On June 11, two block sales totaling Rs 2,656 crore witnessed the exchange of 41.20 crore shares, or 6.8% of the shares held by IRB Infrastructure Developers. This transaction, which was carried out by Cintra, an affiliate of Ferrovial, was executed at an average price of Rs 64.40 per share.

It has started a 150-day lock-in period before additional stake sales. The stock fell 10% after the deal, despite having gained 70% year to date.

Specifics of the Block Deal :

On June 11, IRB Infra underwent a dramatic change when two block sales totaling 41.20 crore shares, or 6.8% of the company, were completed. At an average price of Rs 64.40 per share, these trades had a total value of Rs 2,656 crore.

It was claimed that Cintra, a significant Dutch infrastructure affiliate of Ferrovial, was aiming to sell about 5% of its interest in order to raise about $228 million, however the precise parties involved are yet unknown.

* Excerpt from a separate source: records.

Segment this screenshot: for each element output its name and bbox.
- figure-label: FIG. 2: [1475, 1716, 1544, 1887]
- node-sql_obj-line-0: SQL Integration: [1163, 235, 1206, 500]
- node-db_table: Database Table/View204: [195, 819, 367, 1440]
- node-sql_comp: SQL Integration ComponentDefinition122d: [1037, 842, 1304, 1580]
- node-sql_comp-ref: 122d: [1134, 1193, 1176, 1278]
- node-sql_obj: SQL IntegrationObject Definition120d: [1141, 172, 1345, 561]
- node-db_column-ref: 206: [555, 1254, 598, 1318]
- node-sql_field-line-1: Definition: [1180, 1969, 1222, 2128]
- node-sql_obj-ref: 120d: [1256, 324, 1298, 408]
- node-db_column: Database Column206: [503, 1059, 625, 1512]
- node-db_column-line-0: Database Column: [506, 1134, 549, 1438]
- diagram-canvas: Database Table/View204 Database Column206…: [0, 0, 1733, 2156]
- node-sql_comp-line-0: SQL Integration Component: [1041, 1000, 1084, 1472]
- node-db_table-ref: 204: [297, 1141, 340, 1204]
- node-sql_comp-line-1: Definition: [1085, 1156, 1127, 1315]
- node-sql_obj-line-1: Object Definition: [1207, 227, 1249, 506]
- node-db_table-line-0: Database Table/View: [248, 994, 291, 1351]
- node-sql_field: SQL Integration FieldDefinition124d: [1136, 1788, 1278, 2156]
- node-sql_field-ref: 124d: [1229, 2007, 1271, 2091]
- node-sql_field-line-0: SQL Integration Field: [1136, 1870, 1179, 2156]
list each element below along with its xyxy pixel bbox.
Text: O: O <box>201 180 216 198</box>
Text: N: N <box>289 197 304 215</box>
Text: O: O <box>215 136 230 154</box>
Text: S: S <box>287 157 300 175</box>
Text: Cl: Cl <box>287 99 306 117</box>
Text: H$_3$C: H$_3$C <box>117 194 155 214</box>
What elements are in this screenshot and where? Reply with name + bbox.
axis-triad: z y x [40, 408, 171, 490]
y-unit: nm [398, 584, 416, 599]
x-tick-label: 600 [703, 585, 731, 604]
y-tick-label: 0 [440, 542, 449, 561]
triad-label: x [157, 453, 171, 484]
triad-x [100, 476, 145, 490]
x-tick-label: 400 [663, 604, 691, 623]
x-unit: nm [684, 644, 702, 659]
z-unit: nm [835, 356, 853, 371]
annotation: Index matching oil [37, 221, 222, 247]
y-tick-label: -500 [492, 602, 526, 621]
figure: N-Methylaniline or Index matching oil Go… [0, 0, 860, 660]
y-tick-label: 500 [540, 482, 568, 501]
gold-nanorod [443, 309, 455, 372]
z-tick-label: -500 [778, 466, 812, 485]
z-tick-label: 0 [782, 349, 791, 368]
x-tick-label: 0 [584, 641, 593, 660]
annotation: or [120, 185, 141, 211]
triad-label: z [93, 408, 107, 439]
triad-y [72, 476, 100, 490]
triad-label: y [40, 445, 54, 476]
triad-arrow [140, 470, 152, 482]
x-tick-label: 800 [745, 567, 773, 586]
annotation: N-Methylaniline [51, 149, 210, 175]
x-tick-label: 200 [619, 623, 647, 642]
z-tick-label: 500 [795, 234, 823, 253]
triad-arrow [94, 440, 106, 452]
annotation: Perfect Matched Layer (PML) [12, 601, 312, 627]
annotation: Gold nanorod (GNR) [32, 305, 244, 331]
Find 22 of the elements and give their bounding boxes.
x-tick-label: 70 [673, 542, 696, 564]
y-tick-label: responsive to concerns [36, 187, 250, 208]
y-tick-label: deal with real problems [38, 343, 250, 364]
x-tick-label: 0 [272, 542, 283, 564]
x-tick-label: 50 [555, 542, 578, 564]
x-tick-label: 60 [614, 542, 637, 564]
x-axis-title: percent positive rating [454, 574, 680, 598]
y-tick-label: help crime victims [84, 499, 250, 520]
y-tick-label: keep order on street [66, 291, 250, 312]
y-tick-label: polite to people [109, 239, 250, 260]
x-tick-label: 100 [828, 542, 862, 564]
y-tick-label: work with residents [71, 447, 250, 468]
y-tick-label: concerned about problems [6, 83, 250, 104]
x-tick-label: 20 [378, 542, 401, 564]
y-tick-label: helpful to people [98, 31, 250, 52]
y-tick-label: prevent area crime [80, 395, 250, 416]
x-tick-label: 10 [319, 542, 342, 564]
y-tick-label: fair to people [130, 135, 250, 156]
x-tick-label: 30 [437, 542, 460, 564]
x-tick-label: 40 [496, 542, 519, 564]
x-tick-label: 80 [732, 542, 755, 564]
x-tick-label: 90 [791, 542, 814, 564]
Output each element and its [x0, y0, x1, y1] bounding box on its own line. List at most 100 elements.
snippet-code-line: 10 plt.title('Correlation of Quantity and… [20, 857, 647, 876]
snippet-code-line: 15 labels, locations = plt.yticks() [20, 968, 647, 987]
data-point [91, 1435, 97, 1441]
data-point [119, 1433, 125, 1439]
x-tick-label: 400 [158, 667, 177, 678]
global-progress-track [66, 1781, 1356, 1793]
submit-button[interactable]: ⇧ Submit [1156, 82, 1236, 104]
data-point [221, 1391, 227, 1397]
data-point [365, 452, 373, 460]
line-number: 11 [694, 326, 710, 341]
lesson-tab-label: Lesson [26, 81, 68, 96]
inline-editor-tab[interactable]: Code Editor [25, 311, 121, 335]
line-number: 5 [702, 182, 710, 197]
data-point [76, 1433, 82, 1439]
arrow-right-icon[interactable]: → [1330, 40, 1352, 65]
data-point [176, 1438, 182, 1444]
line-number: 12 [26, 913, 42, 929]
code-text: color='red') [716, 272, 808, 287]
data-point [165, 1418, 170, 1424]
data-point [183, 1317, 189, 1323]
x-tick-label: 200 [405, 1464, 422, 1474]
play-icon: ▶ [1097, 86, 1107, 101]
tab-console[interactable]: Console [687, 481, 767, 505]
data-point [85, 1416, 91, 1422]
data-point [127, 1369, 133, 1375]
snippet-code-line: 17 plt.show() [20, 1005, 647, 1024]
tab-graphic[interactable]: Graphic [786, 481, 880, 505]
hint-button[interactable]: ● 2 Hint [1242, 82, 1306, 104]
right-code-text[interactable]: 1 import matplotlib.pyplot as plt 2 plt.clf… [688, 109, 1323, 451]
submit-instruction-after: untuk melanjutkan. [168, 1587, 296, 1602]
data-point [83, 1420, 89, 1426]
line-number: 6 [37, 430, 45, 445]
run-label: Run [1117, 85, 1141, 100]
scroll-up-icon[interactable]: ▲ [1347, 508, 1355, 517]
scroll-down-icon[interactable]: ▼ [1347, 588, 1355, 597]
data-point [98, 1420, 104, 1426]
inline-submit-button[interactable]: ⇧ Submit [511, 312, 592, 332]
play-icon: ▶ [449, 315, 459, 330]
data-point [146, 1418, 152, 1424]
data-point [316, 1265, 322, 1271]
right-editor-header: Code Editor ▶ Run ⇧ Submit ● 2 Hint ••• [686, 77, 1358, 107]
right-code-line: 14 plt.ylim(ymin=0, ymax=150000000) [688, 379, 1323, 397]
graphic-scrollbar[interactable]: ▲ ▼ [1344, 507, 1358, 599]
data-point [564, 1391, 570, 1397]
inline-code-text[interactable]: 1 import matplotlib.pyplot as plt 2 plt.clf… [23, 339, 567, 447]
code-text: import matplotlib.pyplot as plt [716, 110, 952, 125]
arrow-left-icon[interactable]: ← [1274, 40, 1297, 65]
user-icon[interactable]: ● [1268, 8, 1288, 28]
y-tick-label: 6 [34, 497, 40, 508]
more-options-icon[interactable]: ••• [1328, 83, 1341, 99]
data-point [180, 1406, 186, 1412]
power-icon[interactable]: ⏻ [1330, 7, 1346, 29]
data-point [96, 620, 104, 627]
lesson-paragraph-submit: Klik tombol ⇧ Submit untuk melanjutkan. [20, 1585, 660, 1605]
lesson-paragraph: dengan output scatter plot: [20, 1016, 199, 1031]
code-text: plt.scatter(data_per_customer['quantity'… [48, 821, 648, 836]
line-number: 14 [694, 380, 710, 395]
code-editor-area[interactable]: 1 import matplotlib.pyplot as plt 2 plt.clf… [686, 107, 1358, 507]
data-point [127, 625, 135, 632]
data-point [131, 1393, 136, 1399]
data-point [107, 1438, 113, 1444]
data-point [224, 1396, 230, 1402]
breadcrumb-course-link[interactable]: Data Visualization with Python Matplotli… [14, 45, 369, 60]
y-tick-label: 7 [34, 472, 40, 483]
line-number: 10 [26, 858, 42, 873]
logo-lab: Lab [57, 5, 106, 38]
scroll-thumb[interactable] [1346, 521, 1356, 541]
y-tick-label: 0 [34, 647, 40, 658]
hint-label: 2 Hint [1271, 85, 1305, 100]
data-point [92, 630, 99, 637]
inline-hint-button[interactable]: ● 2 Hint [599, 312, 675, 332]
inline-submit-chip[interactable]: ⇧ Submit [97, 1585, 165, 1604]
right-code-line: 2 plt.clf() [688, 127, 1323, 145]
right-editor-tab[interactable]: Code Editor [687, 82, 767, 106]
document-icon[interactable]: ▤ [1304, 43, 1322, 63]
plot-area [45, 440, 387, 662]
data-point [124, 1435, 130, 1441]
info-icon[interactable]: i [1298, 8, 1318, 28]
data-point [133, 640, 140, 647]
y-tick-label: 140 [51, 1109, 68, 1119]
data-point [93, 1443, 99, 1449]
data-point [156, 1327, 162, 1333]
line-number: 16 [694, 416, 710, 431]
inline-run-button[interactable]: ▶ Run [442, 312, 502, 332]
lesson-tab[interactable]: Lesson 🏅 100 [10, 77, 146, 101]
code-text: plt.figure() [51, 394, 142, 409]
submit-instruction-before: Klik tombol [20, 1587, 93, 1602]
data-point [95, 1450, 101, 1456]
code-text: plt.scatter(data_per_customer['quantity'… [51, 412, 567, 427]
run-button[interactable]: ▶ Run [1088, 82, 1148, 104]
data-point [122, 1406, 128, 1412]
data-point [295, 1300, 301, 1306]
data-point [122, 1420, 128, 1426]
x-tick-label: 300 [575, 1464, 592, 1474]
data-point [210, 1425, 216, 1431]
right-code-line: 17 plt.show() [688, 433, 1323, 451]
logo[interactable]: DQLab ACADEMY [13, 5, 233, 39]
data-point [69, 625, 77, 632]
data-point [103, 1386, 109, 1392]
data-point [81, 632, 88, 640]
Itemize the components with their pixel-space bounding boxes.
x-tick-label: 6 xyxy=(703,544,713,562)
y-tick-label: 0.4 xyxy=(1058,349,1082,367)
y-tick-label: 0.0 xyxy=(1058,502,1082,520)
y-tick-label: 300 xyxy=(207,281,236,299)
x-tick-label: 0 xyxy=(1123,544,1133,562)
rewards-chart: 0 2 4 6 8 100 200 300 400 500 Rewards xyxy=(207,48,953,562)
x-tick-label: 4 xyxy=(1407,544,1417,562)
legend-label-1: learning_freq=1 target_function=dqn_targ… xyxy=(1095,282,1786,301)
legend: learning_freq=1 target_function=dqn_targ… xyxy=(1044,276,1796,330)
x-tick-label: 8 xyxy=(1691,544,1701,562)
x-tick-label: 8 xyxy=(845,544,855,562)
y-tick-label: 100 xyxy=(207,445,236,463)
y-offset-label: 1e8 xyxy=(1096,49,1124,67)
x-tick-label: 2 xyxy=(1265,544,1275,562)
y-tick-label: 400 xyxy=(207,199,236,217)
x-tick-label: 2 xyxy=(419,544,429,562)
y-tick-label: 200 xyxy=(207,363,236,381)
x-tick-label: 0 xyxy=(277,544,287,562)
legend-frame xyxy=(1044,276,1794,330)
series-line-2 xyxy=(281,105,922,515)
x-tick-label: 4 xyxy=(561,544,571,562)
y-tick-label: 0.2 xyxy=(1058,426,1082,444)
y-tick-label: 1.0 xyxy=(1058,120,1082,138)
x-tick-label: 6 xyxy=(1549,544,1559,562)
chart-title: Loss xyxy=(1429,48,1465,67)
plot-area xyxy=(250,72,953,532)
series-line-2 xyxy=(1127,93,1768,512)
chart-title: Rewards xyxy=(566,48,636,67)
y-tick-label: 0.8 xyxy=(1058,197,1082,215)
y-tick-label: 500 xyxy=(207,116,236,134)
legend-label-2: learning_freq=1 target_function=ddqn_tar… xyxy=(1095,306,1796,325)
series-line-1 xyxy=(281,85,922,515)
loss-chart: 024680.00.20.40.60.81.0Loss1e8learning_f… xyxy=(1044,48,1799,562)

Effects of the Stake Sale :

The sale not only affected the price of IRB Infra’s stock, but it also made Cintra subject to a 150-day lock-in period. Cintra is unable to complete any block deals to sell off more of its IRB Infra investment during this time.

Cintra’s ownership position in the business was 24.86 percent as of the end of the March quarter in FY24. The investment banks assisting the deal were Jefferies and HSBC.

Stock Performance and Market Reaction :

IRB Infra’s shares saw a 10% decline after the news, and by 9:36 AM, they were trading at Rs 64.74 on the NSE. IRB Infra has performed admirably in 2024 despite this decline, with the stock yielding returns of about 70% so far this year. The decline was perceived as a transitory obstacle in light of the stock’s robust overall appreciation.

Recent Accounting Results :

Recently, IRB Infra has been growing thanks to rising toll prices and optimistic market perceptions about the Modi government’s ability to continue developing infrastructure. The corporation revealed last week that toll collections increased by 30% year over year to Rs 536 crore in May. It is anticipated that this surge will persist, propelled by the newly imposed toll tax hikes starting in early June.

future prospects :

IRB Infra’s management is nevertheless upbeat about the future and believes that toll collections will pick up more steam. The most recent tariff increases, which are anticipated to have a major impact on revenue growth in the upcoming months, are the source of this optimism. Investors are keeping a close eye on how these changes may affect the company’s earnings and stock price.

In Conclusion :

Recent block deals and the ensuing stock market meltdown serve as a reminder of how volatile the stock market is and how big transactions affect investor mood. Despite the unfavorable initial response, IRB Infra has a bright future ahead of it thanks to its impressive 2024 performance and the anticipated boost from higher toll prices. A layer of stability is added by Cintra’s lock-in period, which forbids any rapid large-scale share dumping and gives the market time to process and respond to these changes.